AS TEMPERATURES plummet, aid agencies are stepping up their efforts to help refugees crossing through Europe.
“Every day counts,” the President of the European Commission, Jean-Claude Juncker, warned on Sunday. “Otherwise we will soon see families in cold rivers in the Balkans perish miserably.”
Amid warnings that the crisis threatens to tear Europe apart, an agreement to achieve “gradual, controlled, and orderly movement” was signed on Monday, in Brussels. The agreement, a 17-point “Western Balkans Migration Route”, includes a commitment to improving co-ordination among countries, and to increase the provision of “temporary shelter, rest, food, health, water, and sanitation to all in need”.

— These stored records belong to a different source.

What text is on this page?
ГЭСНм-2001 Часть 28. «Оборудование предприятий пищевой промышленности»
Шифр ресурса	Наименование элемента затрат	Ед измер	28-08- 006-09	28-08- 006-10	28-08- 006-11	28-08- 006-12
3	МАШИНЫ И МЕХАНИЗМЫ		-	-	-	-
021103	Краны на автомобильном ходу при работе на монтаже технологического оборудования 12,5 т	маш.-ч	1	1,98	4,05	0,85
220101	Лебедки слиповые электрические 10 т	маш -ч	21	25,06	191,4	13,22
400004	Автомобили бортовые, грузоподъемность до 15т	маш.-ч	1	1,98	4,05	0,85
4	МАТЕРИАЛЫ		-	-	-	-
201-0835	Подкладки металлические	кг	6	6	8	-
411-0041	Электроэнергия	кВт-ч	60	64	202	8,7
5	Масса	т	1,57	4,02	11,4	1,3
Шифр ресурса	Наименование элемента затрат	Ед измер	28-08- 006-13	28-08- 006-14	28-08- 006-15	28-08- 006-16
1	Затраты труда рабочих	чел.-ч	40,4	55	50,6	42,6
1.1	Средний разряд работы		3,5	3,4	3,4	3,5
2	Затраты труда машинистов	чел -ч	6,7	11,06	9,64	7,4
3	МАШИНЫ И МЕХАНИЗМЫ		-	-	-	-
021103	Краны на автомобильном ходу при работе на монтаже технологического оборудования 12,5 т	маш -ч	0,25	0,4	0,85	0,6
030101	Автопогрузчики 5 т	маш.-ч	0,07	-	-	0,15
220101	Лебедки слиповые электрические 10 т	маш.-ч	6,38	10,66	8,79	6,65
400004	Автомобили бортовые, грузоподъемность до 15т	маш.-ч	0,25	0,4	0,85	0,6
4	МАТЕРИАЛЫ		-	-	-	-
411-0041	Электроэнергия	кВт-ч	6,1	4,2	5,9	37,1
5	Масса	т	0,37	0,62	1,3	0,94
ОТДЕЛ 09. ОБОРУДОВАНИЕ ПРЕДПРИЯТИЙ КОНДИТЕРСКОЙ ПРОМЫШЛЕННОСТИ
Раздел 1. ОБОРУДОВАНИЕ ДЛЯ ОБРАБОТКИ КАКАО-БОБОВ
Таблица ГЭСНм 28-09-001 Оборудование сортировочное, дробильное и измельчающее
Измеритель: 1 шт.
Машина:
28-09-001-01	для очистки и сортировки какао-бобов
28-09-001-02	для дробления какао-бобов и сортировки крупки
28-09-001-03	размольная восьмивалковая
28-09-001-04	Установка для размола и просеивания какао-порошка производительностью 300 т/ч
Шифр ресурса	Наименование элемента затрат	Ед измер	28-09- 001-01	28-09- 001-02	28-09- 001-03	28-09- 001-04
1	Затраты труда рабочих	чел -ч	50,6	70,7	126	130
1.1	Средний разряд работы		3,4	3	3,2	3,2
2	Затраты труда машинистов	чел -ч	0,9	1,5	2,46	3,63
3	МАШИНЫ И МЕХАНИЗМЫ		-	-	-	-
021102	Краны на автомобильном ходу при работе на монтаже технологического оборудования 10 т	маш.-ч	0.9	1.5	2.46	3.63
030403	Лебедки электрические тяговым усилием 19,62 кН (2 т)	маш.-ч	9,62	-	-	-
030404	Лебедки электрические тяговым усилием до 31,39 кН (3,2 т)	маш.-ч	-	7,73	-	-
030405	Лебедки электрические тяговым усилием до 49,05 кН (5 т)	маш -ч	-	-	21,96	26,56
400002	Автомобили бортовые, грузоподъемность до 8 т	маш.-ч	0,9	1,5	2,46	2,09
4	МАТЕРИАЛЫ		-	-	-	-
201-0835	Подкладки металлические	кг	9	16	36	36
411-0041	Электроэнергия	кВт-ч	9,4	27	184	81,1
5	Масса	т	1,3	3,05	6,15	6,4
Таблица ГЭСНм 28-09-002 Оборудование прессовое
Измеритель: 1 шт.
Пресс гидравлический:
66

In the worst refugee crisis since the Second World War, more than 670,000 people have crossed into Europe this year. The number entering Serbia each day has doubled in the past week to 10,000. A Christian Aid partner, Philanthropy, which is the charitable foundation of the Serbian Orthodox Church, is now reaching three times as many people as it did before (News, 11 September), with food and hygiene supplies.
Philanthropy’s programme manager, Marija Vranesevic, said: “We are seeing people arrive in the thinnest of basic clothing, some with shoes, some barefoot. . . They arrive exhausted, and hungry; some have been beaten or robbed along the way, and almost all are traumatised.”
Thousands have been trapped in Croatia, which is sporadically closing its border with Serbia in order to control numbers. “They are forced to camp in muddy fields,” Ms Vranesevic said. “Wet and freezing, they wait with thousands of others, for hours, or even all night, for the border to open.”
Impending winter appears to be driving more refugees to attempt the journey to Europe. More crossed the sea from Turkey to the Greek islands last week than ever before: 56,000 in six days, according to the International Organisation for Migration.
Some of them do not survive the journey. On Sunday, the senior Anglican chaplain in Athens, Canon Malcolm Bradshaw, said there were fatalities “as overcrowded dinghies arrived on the rocky coastline of Lesvos” in disturbed seas.
There were “NGOs galore” in Greece, he said, and plenty of help in the form of food and clothes, but “very little co-ordination”. Co-operation among local churches was good, however. The Greek Orthodox, Roman Catholic, Greek Evangelical, and Anglican Churches, and the Salvation Army, were pooling responses, and acting under the umbrella of the UNHCR.
About £49,000 has been deposited in the Anglican chaplaincy’s account in London. “The prevailing wisdom is to hold on to our resources for a while,” Canon Bradshaw said on Sunday.
“The issue of the refugees is still going to be there when present acts of compassion fade. That may be the time when our resources can best be used. However, the Balkan winter is very close, and it can be bitter. We will soon be in the business of establishing survival kits.”
He reported concern for those refugees who are not accepted in Europe: “Is Greece going to be a great holding camp for stranded refugees or economic migrants? The traffickers reign in this game.” Refugees, he said, do not want to stay in Greece: they want fast transit before all the borders close, and winter arrives.
On Thursday, the UNHCR reported that nearly a million people have applied for asylum in Europe and other Western countries this year. Applications in Europe have doubled in the last year to 629,000.
Elsewhere in Europe, churches have been devising ways in which to respond to the crisis. This month, the Episcopal News Service reported that an Episcopalian couple, Lora Bernabei and Arthur Reynold, had responded to the closing of Hungary’s border by sending help to refugees beyond the border in Austria, driving the two hours from their farm to deliver food and other aid.
In Belgium, the Rector of All Saints’ Episcopal Church, Waterloo, the Revd Sunny Hallanan, and her parishioners are volunteering at a camp in Brussels. Last week, The Daily Telegraph reported that Offa House, a 27-bedroom Georgian mansion near Leamington Spa, owned by the Church of England, had been earmarked by the diocese of Coventry as a possible reception centre for refugees.
A planning application submitted to Warwick District Council last week requested authorisation to use it for the next five years as “short-term residential accommodation for refugees”.
Priests are also lending their voice to a grass-roots campaign, coordinated by Citizens UK, to urge their councils to agree to resettle refugees. Last week, Kensington and Chelsea Council passed a motion welcoming 50 refugees, proposed on behalf of the Labour group by the chaplain of the Royal Brompton and Harefield NHS Foundation Trust, the Revd Robert Thompson, who is a councillor.
The Anglican mission agency Us. has published a Lent study course for 2016 which focuses on the global issue of migration, and the plight of refugees. Free printed copies of this can be ordered from www.weareus.org.uk/resources/migration/.